Thursday, November 19, 2015

A magnetic protein biocompass?

A team of scientists from Peking University report a putative magnetic receptor (MagR) protein in Drosophila, CG8198 [1]. MagR binds an iron—sulphur cluster and interacts with photoreceptor cryptochrome (Cry) proteins to form a multimeric magnetosensing rod-like complex. Assemblies of these rods were observed orienting themselves in a weak magnetic field.
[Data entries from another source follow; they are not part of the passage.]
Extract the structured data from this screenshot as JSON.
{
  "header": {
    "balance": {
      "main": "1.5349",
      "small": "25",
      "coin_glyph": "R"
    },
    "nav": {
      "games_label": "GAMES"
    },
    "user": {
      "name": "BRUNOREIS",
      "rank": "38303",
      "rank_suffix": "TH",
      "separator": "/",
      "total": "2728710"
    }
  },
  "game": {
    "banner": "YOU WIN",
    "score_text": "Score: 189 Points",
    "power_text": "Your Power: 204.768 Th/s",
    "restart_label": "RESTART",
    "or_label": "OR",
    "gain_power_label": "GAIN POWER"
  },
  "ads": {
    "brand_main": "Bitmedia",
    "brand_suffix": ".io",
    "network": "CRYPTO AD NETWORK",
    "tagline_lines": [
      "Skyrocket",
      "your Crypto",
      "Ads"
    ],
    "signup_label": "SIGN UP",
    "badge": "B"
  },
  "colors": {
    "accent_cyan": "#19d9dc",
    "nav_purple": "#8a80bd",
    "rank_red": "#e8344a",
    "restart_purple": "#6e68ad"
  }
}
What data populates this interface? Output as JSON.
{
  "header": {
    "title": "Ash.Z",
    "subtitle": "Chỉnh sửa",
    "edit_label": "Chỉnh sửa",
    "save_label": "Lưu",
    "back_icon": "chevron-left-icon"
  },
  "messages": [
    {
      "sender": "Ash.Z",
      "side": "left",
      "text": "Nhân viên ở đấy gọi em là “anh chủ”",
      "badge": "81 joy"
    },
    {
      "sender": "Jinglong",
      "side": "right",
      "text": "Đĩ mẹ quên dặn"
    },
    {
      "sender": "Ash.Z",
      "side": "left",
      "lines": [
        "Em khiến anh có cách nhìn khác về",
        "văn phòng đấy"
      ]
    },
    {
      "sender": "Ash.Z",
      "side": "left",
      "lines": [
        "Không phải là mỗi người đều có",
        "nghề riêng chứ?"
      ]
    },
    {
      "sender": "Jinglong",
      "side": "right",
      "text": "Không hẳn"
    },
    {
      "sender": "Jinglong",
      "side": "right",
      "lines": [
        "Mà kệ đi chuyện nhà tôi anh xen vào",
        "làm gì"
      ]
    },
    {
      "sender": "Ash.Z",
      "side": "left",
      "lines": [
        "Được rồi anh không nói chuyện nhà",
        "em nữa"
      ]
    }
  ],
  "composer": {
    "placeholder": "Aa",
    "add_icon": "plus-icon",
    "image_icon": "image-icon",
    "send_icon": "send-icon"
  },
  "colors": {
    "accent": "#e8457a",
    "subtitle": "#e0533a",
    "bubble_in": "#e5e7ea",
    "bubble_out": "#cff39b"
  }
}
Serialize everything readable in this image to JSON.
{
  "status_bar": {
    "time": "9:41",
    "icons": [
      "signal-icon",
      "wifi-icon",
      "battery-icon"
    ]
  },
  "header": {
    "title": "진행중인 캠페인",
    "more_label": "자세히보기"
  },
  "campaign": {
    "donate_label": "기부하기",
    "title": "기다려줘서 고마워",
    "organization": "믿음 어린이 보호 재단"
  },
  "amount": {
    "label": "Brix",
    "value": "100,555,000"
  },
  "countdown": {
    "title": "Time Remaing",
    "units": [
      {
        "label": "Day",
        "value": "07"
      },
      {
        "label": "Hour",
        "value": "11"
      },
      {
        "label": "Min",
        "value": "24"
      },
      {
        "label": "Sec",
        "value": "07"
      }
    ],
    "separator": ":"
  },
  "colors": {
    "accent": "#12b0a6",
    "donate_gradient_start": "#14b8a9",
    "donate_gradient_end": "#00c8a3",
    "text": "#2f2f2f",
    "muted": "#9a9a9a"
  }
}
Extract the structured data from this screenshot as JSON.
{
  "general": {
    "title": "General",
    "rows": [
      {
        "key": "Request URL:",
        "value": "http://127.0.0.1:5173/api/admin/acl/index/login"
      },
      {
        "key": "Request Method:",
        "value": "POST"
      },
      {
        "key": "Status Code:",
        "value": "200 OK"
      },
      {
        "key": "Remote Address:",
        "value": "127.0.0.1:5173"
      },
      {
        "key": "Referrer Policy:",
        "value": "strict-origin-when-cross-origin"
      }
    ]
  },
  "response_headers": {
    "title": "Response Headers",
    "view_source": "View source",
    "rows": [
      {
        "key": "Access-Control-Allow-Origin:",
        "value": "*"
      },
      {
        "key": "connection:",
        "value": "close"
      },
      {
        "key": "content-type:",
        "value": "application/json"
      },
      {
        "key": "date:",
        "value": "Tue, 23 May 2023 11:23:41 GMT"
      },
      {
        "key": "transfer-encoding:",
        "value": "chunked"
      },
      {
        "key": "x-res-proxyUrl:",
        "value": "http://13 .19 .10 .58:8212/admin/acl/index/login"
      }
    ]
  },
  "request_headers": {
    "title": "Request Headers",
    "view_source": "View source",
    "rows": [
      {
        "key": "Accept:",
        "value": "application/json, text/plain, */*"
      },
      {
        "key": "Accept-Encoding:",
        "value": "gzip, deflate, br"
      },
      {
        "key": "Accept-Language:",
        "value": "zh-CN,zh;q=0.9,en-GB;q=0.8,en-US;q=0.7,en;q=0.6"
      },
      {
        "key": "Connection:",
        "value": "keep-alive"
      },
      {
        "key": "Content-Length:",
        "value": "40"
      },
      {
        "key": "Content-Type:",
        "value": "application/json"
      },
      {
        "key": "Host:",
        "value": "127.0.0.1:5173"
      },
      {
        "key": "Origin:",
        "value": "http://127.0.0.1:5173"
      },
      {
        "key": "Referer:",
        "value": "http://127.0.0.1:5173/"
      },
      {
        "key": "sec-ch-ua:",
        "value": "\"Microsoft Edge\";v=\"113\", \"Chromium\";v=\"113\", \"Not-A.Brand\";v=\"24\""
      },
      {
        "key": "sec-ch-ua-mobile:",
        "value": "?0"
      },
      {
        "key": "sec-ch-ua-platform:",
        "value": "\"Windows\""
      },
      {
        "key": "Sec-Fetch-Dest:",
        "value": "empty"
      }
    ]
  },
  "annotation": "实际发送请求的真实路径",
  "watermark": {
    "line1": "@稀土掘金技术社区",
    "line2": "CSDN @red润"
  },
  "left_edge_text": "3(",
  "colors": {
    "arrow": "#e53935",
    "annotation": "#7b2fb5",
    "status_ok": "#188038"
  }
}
Qin et al. speculate that these structures may function like compasses in living organisms, although the mechanism of magnetoreception in vivo remains a mystery [2].

A complete Cry/MagR magnetosensor protein complex structure model with 10 Crys helically binding to the rod-like MagR polymer consisting of 20 MagRs.
  1. Qin, S., Yin, H., Yang, C., Dou, Y., Liu, Z., Zhang, P., Yu, H., Huang, Y., Feng, J., Hao, J., Hao, J., Deng, L., Yan, X., Dong, X., Zhao, Z., Jiang, T., Wang, H.-W., Luo, S.-J. and Xie, C. (2015) A magnetic protein biocompass. Nature Materials, in print.
  2. Cyranoski, D. (2015) Long-sought biological compass discovered: Protein complex offers explanation for how animals sense Earth’s magnetic pull. Nature 527, 283–284.